Viernes, 21 de agosto de 2026
Desde el pasado 10 de julio esta página ha permanecido
en silencio.
Algunas personas me han preguntado si había dejado de
publicar, si el trabajo había terminado o, sencillamente, si había decidido
abandonar un asunto al que durante bastante tiempo he dedicado muchas horas.
No ha sido así.
He estado callado aquí porque he estado
trabajando.
A veces publicar menos es la consecuencia inevitable de
querer comprobar más. Durante estas semanas he vuelto sobre documentos que ya
conocía, he localizado otros, he ordenado expedientes, contrastado fechas,
revisado afirmaciones y confrontado lo escrito con aquello que realmente dicen
las fuentes.
Y todo eso requiere tiempo.
Cuanto más avanzo en este trabajo, más convencido estoy
de algo que puede parecer elemental: cuando se escribe sobre la vida de una
persona, y especialmente cuando se formulan afirmaciones que pueden afectar a
su memoria y a su consideración pública, no basta con que una interpretación
resulte posible, sugestiva o incluso verosímil. Hay que preguntarse también en
qué documentos se apoya, qué dicen exactamente esos documentos y hasta dónde
permiten llegar.
Precisamente por eso he preferido no publicar por
publicar.
En estas semanas han pasado por mis manos expedientes
administrativos, documentación militar, disposiciones legales, publicaciones,
testimonios y otros materiales que era necesario ordenar antes de sacar
conclusiones. Algunos confirman cosas que ya conocíamos. Otros obligan a
introducir matices. Y algunos plantean preguntas que merecen ser examinadas con
bastante más detenimiento del que permite una publicación apresurada.
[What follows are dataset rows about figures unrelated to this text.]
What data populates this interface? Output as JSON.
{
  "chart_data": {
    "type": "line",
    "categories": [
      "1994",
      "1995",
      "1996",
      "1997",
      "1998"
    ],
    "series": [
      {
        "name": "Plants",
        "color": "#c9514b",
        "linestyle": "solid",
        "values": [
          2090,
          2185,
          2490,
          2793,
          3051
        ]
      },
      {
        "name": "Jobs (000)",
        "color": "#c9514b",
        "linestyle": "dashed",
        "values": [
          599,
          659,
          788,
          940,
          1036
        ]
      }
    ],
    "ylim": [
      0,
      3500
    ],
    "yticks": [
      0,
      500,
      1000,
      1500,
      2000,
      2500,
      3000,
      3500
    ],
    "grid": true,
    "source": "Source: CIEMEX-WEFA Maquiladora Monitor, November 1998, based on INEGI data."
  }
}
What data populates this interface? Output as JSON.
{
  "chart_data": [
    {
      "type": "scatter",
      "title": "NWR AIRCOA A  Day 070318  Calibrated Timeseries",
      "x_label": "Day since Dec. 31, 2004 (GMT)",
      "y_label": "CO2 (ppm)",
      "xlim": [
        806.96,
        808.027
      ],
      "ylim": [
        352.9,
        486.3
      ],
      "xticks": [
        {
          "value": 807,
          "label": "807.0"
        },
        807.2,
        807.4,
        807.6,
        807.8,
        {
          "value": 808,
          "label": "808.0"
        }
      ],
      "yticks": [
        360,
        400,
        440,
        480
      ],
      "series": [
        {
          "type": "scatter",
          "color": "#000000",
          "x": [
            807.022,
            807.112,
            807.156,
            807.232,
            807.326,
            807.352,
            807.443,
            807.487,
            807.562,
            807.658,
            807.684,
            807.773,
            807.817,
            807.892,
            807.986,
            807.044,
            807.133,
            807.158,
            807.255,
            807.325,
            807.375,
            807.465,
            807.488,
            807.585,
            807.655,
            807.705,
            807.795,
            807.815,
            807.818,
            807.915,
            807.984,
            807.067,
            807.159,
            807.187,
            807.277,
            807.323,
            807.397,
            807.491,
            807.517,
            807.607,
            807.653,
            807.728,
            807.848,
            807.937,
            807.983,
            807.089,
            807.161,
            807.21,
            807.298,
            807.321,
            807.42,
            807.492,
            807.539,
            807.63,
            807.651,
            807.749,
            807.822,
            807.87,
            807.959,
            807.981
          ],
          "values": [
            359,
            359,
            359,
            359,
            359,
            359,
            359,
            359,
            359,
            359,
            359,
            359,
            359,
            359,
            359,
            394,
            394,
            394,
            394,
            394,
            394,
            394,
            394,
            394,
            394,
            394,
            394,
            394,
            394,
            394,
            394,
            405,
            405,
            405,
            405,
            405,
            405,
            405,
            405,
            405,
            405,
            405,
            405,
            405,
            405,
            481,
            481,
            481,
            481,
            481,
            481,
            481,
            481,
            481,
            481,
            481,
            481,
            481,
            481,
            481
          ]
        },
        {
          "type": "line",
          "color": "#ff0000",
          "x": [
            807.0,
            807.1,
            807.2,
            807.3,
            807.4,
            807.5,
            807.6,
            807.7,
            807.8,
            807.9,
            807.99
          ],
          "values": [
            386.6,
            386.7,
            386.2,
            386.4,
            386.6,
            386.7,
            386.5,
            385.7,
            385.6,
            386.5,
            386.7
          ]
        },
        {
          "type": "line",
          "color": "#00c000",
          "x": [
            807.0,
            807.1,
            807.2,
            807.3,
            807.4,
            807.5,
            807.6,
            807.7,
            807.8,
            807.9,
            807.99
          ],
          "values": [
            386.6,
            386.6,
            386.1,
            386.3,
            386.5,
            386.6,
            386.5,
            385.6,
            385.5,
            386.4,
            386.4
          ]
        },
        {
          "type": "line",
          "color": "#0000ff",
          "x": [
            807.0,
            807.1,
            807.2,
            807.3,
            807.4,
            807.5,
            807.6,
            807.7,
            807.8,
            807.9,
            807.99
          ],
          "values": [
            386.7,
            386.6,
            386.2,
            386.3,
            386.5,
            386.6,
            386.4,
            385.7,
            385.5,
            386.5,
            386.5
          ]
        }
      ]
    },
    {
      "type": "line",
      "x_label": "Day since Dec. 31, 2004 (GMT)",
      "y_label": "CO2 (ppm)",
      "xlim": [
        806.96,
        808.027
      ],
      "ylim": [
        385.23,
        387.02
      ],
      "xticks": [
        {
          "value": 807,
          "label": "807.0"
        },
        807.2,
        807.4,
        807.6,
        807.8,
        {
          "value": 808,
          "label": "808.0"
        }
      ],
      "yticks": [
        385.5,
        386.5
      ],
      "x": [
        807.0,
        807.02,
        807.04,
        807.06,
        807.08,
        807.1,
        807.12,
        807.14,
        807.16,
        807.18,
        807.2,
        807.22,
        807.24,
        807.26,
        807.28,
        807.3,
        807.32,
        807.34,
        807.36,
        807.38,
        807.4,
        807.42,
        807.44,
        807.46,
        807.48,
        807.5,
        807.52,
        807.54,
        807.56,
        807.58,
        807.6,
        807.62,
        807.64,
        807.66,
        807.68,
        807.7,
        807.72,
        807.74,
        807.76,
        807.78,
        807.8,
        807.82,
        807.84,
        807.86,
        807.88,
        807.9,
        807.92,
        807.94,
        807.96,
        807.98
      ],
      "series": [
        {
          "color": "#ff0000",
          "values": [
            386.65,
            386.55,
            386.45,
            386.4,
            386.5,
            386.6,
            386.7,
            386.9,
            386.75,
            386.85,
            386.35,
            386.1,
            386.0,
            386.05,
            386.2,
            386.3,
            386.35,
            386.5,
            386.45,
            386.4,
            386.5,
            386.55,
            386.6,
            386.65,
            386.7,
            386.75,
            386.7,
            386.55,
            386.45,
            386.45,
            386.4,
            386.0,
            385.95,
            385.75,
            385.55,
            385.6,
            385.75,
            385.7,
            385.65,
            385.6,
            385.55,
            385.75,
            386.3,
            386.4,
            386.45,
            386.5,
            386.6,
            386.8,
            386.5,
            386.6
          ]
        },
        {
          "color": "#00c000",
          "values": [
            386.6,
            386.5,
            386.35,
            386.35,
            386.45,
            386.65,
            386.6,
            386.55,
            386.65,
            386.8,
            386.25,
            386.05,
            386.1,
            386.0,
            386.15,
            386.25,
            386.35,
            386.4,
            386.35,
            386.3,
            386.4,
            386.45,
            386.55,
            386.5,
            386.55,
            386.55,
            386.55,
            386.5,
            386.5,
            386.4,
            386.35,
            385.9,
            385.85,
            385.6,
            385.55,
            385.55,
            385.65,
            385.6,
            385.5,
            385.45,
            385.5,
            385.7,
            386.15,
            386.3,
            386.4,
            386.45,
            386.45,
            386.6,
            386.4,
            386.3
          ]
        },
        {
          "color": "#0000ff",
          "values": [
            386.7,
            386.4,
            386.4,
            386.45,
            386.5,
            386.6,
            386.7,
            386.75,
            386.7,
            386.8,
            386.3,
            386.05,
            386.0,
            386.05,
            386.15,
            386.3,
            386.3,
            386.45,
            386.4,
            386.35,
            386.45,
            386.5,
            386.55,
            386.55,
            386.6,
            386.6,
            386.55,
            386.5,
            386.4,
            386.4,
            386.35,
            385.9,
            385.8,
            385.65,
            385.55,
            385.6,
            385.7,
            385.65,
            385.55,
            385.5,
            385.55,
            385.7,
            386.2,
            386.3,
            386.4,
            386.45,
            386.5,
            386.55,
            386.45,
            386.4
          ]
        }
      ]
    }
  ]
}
No pretendo que quien lea estas páginas acepte mis
conclusiones porque yo las afirme. Sería incurrir precisamente en aquello que
tantas veces he criticado.
Mi propósito es otro: mostrar los documentos,
explicar el razonamiento y permitir que cada cual pueda juzgar por sí mismo.
Por eso, en las próximas semanas esta página volverá a
tener actividad. Iré publicando, sin prisas pero sin pausas, algunos de los
resultados de este trabajo. No necesariamente siguiendo el orden en que fueron
apareciendo las distintas afirmaciones, sino aquel que permita comprender mejor
qué sabemos, cómo lo sabemos y, sobre todo, qué podemos afirmar legítimamente a
partir de las fuentes disponibles.
Habrá documentos. Habrá preguntas. Habrá también
rectificaciones cuando sean necesarias, porque ninguna investigación seria
debería temerlas.
Y habrá algo que procuraré mantener siempre: distinguir
entre lo que consta, lo que puede razonablemente
deducirse y lo que pertenece ya al terreno de la
interpretación.
Después de estas semanas de silencio, quizá ésta sea la
mejor manera de volver.
No anunciando conclusiones.
Empezando, una vez más, por los documentos.